1.8 KiB
1.8 KiB
ADR 005 - IDS/IPS
Date
- Feb/23/2026
- First documentation
Status
- Accepted
Context
- Automized detection and prevention threats via network
considerations
IPS
-
Operate suricata as IDS and IPS
- Suricata IPS mode blocks packets by itself, bypassing nftables integration
- Suricata IPS mode overhead is very higher than IDS mode.
- Suricata IPS mode cannot detect and prevent TLS based communication.
- Homelab server resources are not enough to deal with high overhead.
-
fail2ban
- Single node only, no centralized decision sharing
- No community-based threat intelligence (CAPI)
- Regex based log parsing is less structured than CrowdSec's parser/scenario model
-
Crowdsec
- Community based rules and sinario (CAPI)
- Prevention based on local machines and parsers (LAPI)
- Bouncers can use nftables to prevent threats
- Parser can detect even L7 attack under TLS
Decisions
-
Operate suricata as IDS
- suricata IDS mode mirror all packets from interfaces
- match the packets based on its rules and writes log as fast.log, and eve.json
-
Operate Crowdsec as IPS
- CrowdSec uses two API server, CAPI, LAPI.

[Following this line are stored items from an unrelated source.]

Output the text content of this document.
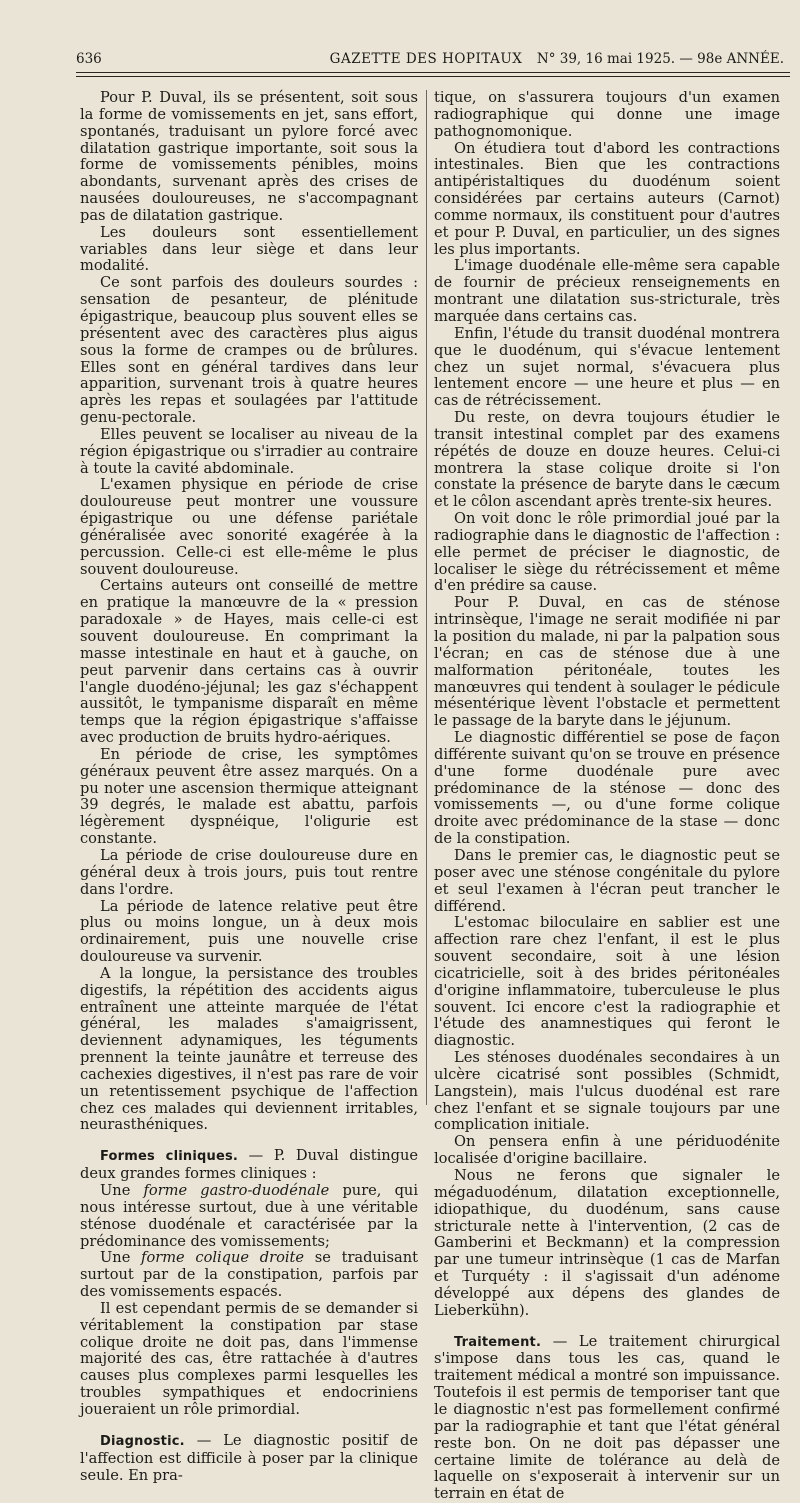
636	GAZETTE DES HOPITAUX	N° 39, 16 mai 1925. — 98e ANNÉE.

Pour P. Duval, ils se présentent, soit sous la forme de vomissements en jet, sans effort, spontanés, traduisant un pylore forcé avec dilatation gastrique importante, soit sous la forme de vomissements pénibles, moins abondants, survenant après des crises de nausées douloureuses, ne s'accompagnant pas de dilatation gastrique.

Les douleurs sont essentiellement variables dans leur siège et dans leur modalité.

Ce sont parfois des douleurs sourdes : sensation de pesanteur, de plénitude épigastrique, beaucoup plus souvent elles se présentent avec des caractères plus aigus sous la forme de crampes ou de brûlures. Elles sont en général tardives dans leur apparition, survenant trois à quatre heures après les repas et soulagées par l'attitude genu-pectorale.

Elles peuvent se localiser au niveau de la région épigastrique ou s'irradier au contraire à toute la cavité abdominale.

L'examen physique en période de crise douloureuse peut montrer une voussure épigastrique ou une défense pariétale généralisée avec sonorité exagérée à la percussion. Celle-ci est elle-même le plus souvent douloureuse.

Certains auteurs ont conseillé de mettre en pratique la manœuvre de la « pression paradoxale » de Hayes, mais celle-ci est souvent douloureuse. En comprimant la masse intestinale en haut et à gauche, on peut parvenir dans certains cas à ouvrir l'angle duodéno-jéjunal; les gaz s'échappent aussitôt, le tympanisme disparaît en même temps que la région épigastrique s'affaisse avec production de bruits hydro-aériques.

En période de crise, les symptômes généraux peuvent être assez marqués. On a pu noter une ascension thermique atteignant 39 degrés, le malade est abattu, parfois légèrement dyspnéique, l'oligurie est constante.

La période de crise douloureuse dure en général deux à trois jours, puis tout rentre dans l'ordre.

La période de latence relative peut être plus ou moins longue, un à deux mois ordinairement, puis une nouvelle crise douloureuse va survenir.

A la longue, la persistance des troubles digestifs, la répétition des accidents aigus entraînent une atteinte marquée de l'état général, les malades s'amaigrissent, deviennent adynamiques, les téguments prennent la teinte jaunâtre et terreuse des cachexies digestives, il n'est pas rare de voir un retentissement psychique de l'affection chez ces malades qui deviennent irritables, neurasthéniques.

Formes cliniques. — P. Duval distingue deux grandes formes cliniques :

Une forme gastro-duodénale pure, qui nous intéresse surtout, due à une véritable sténose duodénale et caractérisée par la prédominance des vomissements;

Une forme colique droite se traduisant surtout par de la constipation, parfois par des vomissements espacés.

Il est cependant permis de se demander si véritablement la constipation par stase colique droite ne doit pas, dans l'immense majorité des cas, être rattachée à d'autres causes plus complexes parmi lesquelles les troubles sympathiques et endocriniens joueraient un rôle primordial.

Diagnostic. — Le diagnostic positif de l'affection est difficile à poser par la clinique seule. En pra-

tique, on s'assurera toujours d'un examen radiographique qui donne une image pathognomonique.

On étudiera tout d'abord les contractions intestinales. Bien que les contractions antipéristaltiques du duodénum soient considérées par certains auteurs (Carnot) comme normaux, ils constituent pour d'autres et pour P. Duval, en particulier, un des signes les plus importants.

L'image duodénale elle-même sera capable de fournir de précieux renseignements en montrant une dilatation sus-stricturale, très marquée dans certains cas.

Enfin, l'étude du transit duodénal montrera que le duodénum, qui s'évacue lentement chez un sujet normal, s'évacuera plus lentement encore — une heure et plus — en cas de rétrécissement.

Du reste, on devra toujours étudier le transit intestinal complet par des examens répétés de douze en douze heures. Celui-ci montrera la stase colique droite si l'on constate la présence de baryte dans le cæcum et le côlon ascendant après trente-six heures.

On voit donc le rôle primordial joué par la radiographie dans le diagnostic de l'affection : elle permet de préciser le diagnostic, de localiser le siège du rétrécissement et même d'en prédire sa cause.

Pour P. Duval, en cas de sténose intrinsèque, l'image ne serait modifiée ni par la position du malade, ni par la palpation sous l'écran; en cas de sténose due à une malformation péritonéale, toutes les manœuvres qui tendent à soulager le pédicule mésentérique lèvent l'obstacle et permettent le passage de la baryte dans le jéjunum.

Le diagnostic différentiel se pose de façon différente suivant qu'on se trouve en présence d'une forme duodénale pure avec prédominance de la sténose — donc des vomissements —, ou d'une forme colique droite avec prédominance de la stase — donc de la constipation.

Dans le premier cas, le diagnostic peut se poser avec une sténose congénitale du pylore et seul l'examen à l'écran peut trancher le différend.

L'estomac biloculaire en sablier est une affection rare chez l'enfant, il est le plus souvent secondaire, soit à une lésion cicatricielle, soit à des brides péritonéales d'origine inflammatoire, tuberculeuse le plus souvent. Ici encore c'est la radiographie et l'étude des anamnestiques qui feront le diagnostic.

Les sténoses duodénales secondaires à un ulcère cicatrisé sont possibles (Schmidt, Langstein), mais l'ulcus duodénal est rare chez l'enfant et se signale toujours par une complication initiale.

On pensera enfin à une périduodénite localisée d'origine bacillaire.

Nous ne ferons que signaler le mégaduodénum, dilatation exceptionnelle, idiopathique, du duodénum, sans cause stricturale nette à l'intervention, (2 cas de Gamberini et Beckmann) et la compression par une tumeur intrinsèque (1 cas de Marfan et Turquéty : il s'agissait d'un adénome développé aux dépens des glandes de Lieberkühn).

Traitement. — Le traitement chirurgical s'impose dans tous les cas, quand le traitement médical a montré son impuissance. Toutefois il est permis de temporiser tant que le diagnostic n'est pas formellement confirmé par la radiographie et tant que l'état général reste bon. On ne doit pas dépasser une certaine limite de tolérance au delà de laquelle on s'exposerait à intervenir sur un terrain en état de
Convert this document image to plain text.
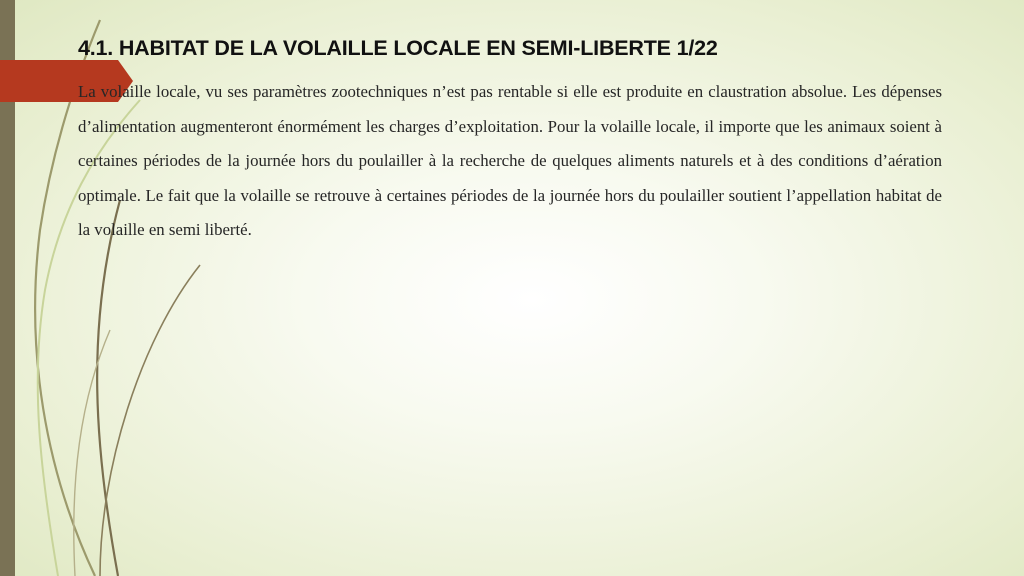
4.1. HABITAT DE LA VOLAILLE LOCALE EN SEMI-LIBERTE 1/22

La volaille locale, vu ses paramètres zootechniques n’est pas rentable si elle est produite en claustration absolue. Les dépenses d’alimentation augmenteront énormément les charges d’exploitation. Pour la volaille locale, il importe que les animaux soient à certaines périodes de la journée hors du poulailler à la recherche de quelques aliments naturels et à des conditions d’aération optimale. Le fait que la volaille se retrouve à certaines périodes de la journée hors du poulailler soutient l’appellation habitat de la volaille en semi liberté.
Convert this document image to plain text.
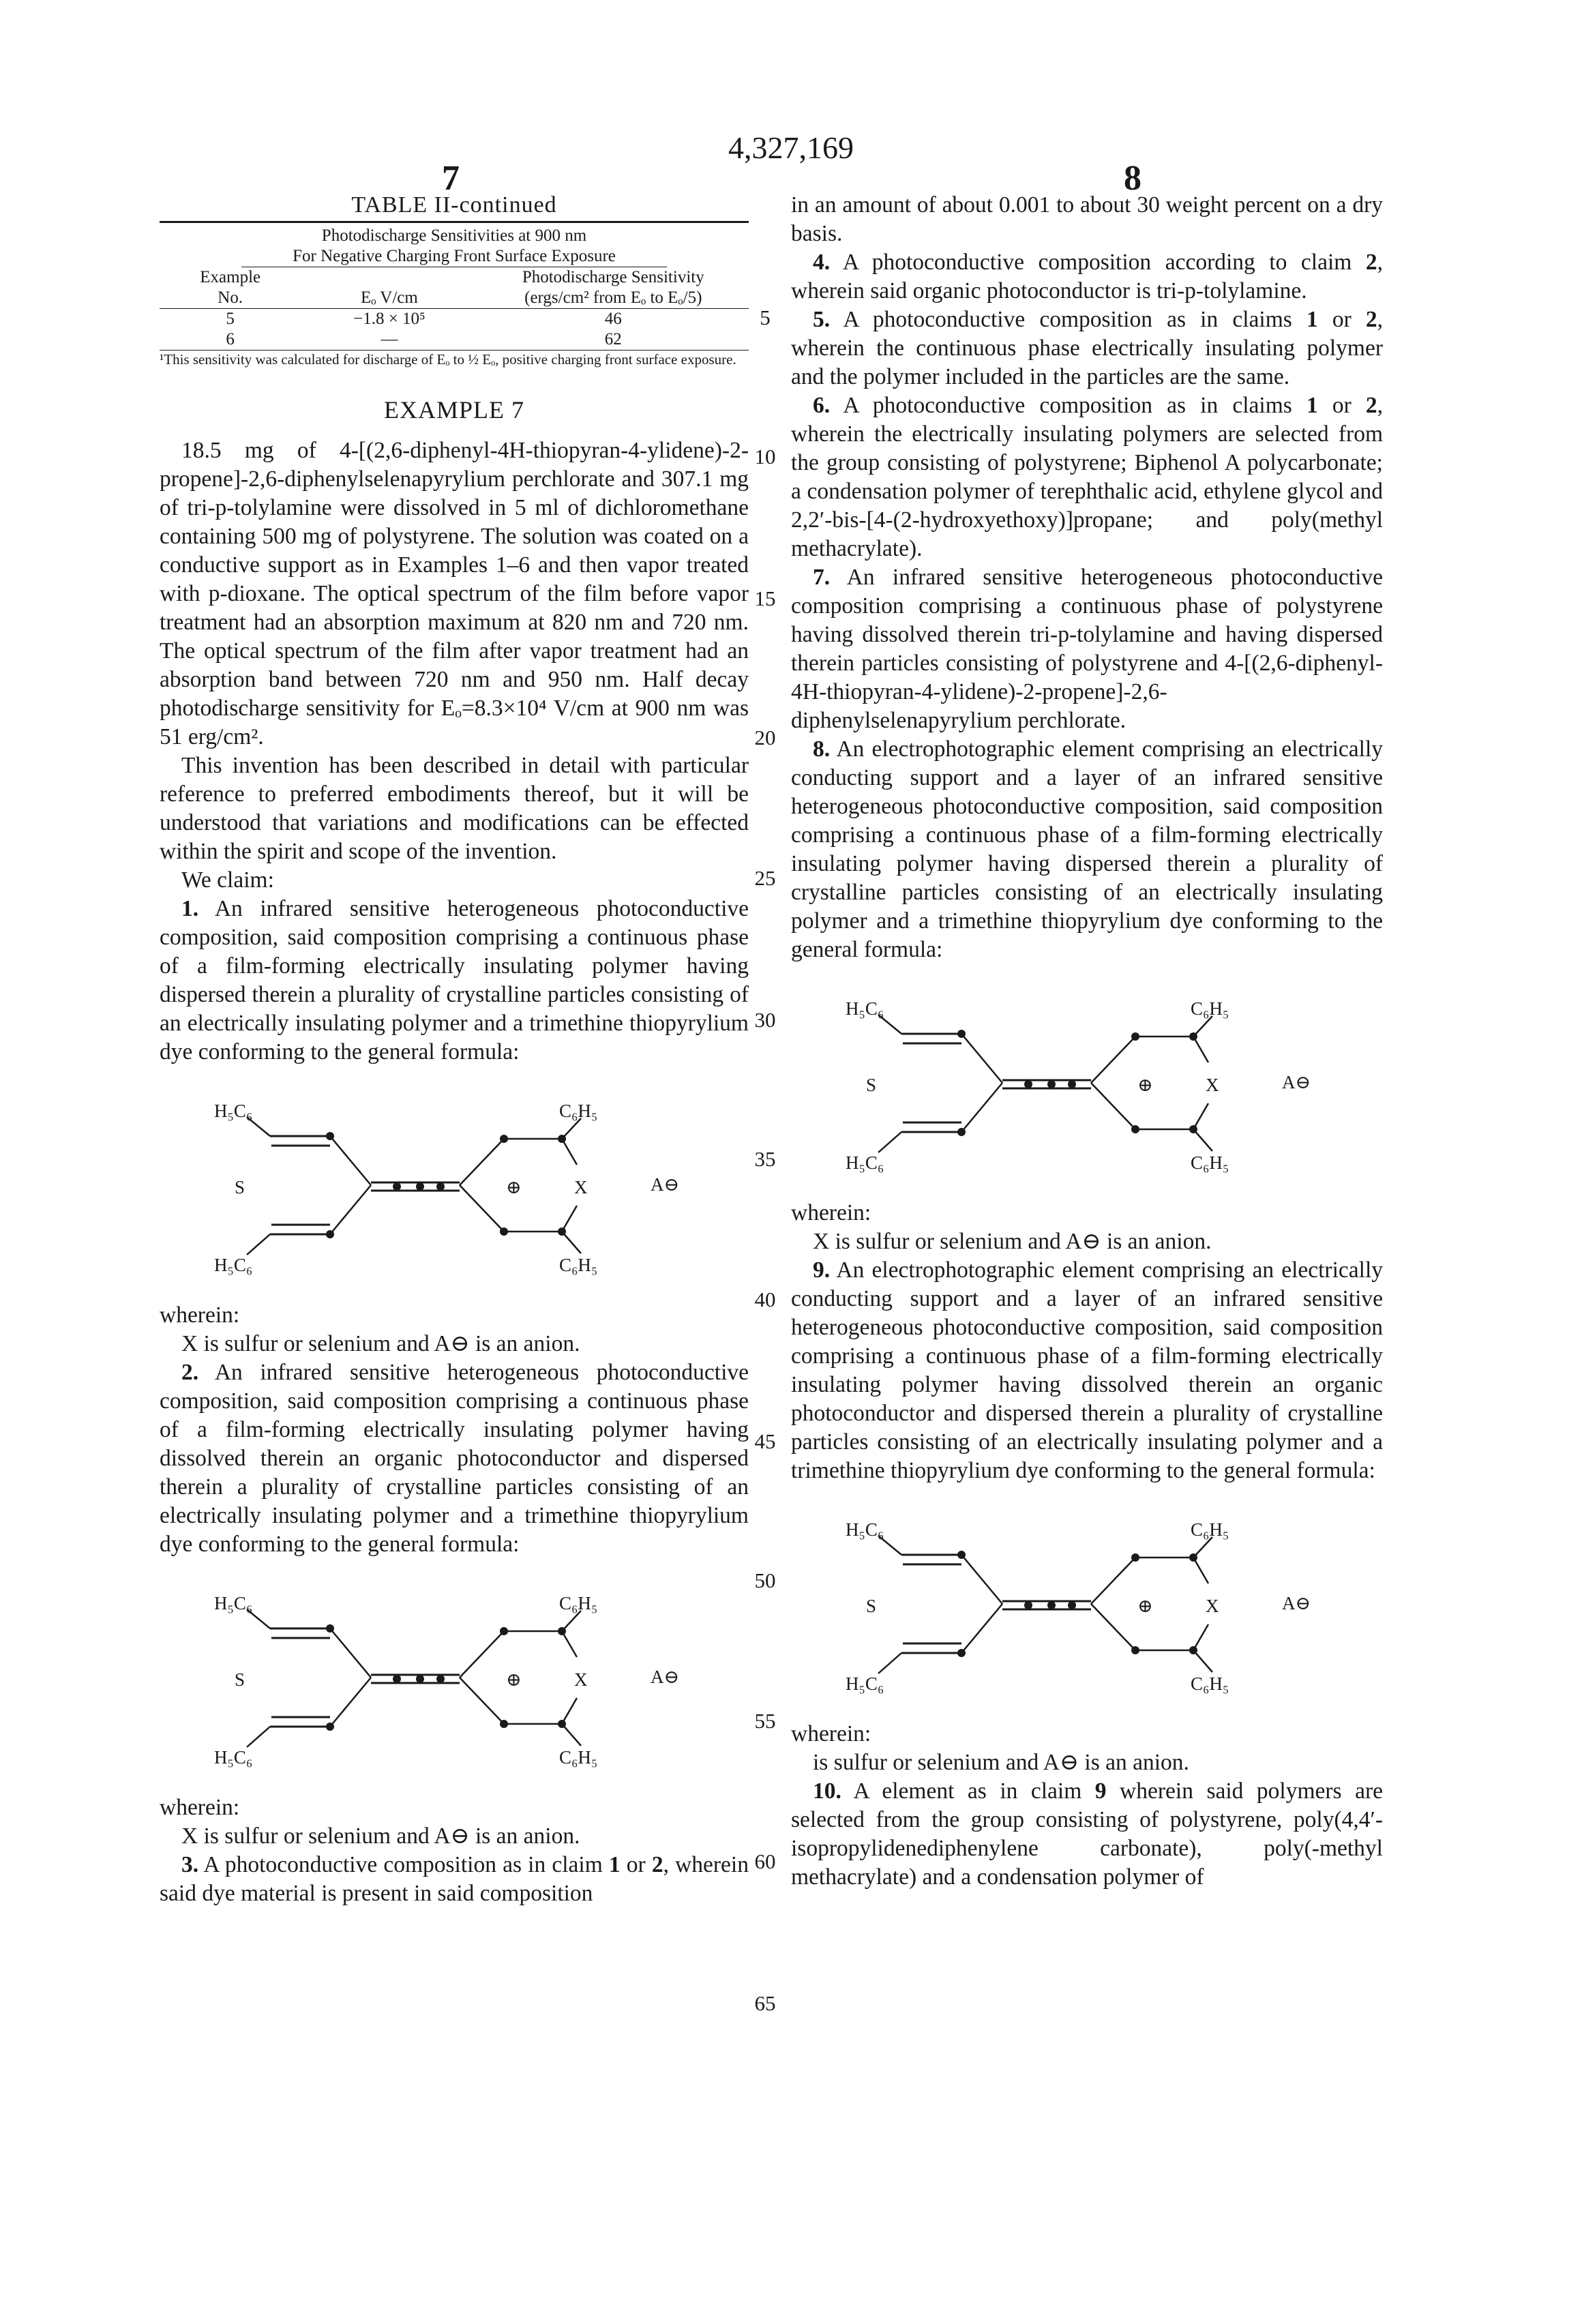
4,327,169
7	8
5
10
15
20
25
30
35
40
45
50
55
60
65
TABLE II-continued
Photodischarge Sensitivities at 900 nm

For Negative Charging Front Surface Exposure

Example		Photodischarge Sensitivity
No.	Eₒ V/cm	(ergs/cm² from Eₒ to Eₒ/5)
5	−1.8 × 10⁵	46
6	—	62

¹This sensitivity was calculated for discharge of Eₒ to ½ Eₒ, positive charging front surface exposure.

EXAMPLE 7

18.5 mg of 4-[(2,6-diphenyl-4H-thiopyran-4-ylidene)-2-propene]-2,6-diphenylselenapyrylium perchlorate and 307.1 mg of tri-p-tolylamine were dissolved in 5 ml of dichloromethane containing 500 mg of polystyrene. The solution was coated on a conductive support as in Examples 1–6 and then vapor treated with p-dioxane. The optical spectrum of the film before vapor treatment had an absorption maximum at 820 nm and 720 nm. The optical spectrum of the film after vapor treatment had an absorption band between 720 nm and 950 nm. Half decay photodischarge sensitivity for Eₒ=8.3×10⁴ V/cm at 900 nm was 51 erg/cm².

This invention has been described in detail with particular reference to preferred embodiments thereof, but it will be understood that variations and modifications can be effected within the spirit and scope of the invention.

We claim:

1. An infrared sensitive heterogeneous photoconductive composition, said composition comprising a continuous phase of a film-forming electrically insulating polymer having dispersed therein a plurality of crystalline particles consisting of an electrically insulating polymer and a trimethine thiopyrylium dye conforming to the general formula:

H₅C₆	C₆H₅
S	⊕	X	A⊖
H₅C₆	C₆H₅

wherein:

X is sulfur or selenium and A⊖ is an anion.

2. An infrared sensitive heterogeneous photoconductive composition, said composition comprising a continuous phase of a film-forming electrically insulating polymer having dissolved therein an organic photoconductor and dispersed therein a plurality of crystalline particles consisting of an electrically insulating polymer and a trimethine thiopyrylium dye conforming to the general formula:

H₅C₆	C₆H₅
S	⊕	X	A⊖
H₅C₆	C₆H₅

wherein:

X is sulfur or selenium and A⊖ is an anion.

3. A photoconductive composition as in claim 1 or 2, wherein said dye material is present in said composition

in an amount of about 0.001 to about 30 weight percent on a dry basis.

4. A photoconductive composition according to claim 2, wherein said organic photoconductor is tri-p-tolylamine.

5. A photoconductive composition as in claims 1 or 2, wherein the continuous phase electrically insulating polymer and the polymer included in the particles are the same.

6. A photoconductive composition as in claims 1 or 2, wherein the electrically insulating polymers are selected from the group consisting of polystyrene; Biphenol A polycarbonate; a condensation polymer of terephthalic acid, ethylene glycol and 2,2′-bis-[4-(2-hydroxyethoxy)]propane; and poly(methyl methacrylate).

7. An infrared sensitive heterogeneous photoconductive composition comprising a continuous phase of polystyrene having dissolved therein tri-p-tolylamine and having dispersed therein particles consisting of polystyrene and 4-[(2,6-diphenyl-4H-thiopyran-4-ylidene)-2-propene]-2,6-diphenylselenapyrylium perchlorate.

8. An electrophotographic element comprising an electrically conducting support and a layer of an infrared sensitive heterogeneous photoconductive composition, said composition comprising a continuous phase of a film-forming electrically insulating polymer having dispersed therein a plurality of crystalline particles consisting of an electrically insulating polymer and a trimethine thiopyrylium dye conforming to the general formula:

H₅C₆	C₆H₅
S	⊕	X	A⊖
H₅C₆	C₆H₅

wherein:

X is sulfur or selenium and A⊖ is an anion.

9. An electrophotographic element comprising an electrically conducting support and a layer of an infrared sensitive heterogeneous photoconductive composition, said composition comprising a continuous phase of a film-forming electrically insulating polymer having dissolved therein an organic photoconductor and dispersed therein a plurality of crystalline particles consisting of an electrically insulating polymer and a trimethine thiopyrylium dye conforming to the general formula:

H₅C₆	C₆H₅
S	⊕	X	A⊖
H₅C₆	C₆H₅

wherein:

is sulfur or selenium and A⊖ is an anion.

10. A element as in claim 9 wherein said polymers are selected from the group consisting of polystyrene, poly(4,4′-isopropylidenediphenylene carbonate), poly(-methyl methacrylate) and a condensation polymer of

- CAPI updates malicious IPs based on community decisions
- LAPI decides malicious attack based on log from its parser and scenario (Suricata, caddy, etc)
- When CAPI, and LAPI decides block some IP based on log parsed by parser and scenarios, bouncer block the malicious accesses.
- Crowdsec register blacklist on nftables or iptables.
- CrowdSec uses two API server, CAPI, LAPI.
Consequences
- All malicious attack from WAN, even from LAN is controlled by CrowdSec and Suricata
- The firewall maintains high network throughput because blocking is performed efficiently at the OS network level (
nftablessets) rather than through deep inline packet inspection.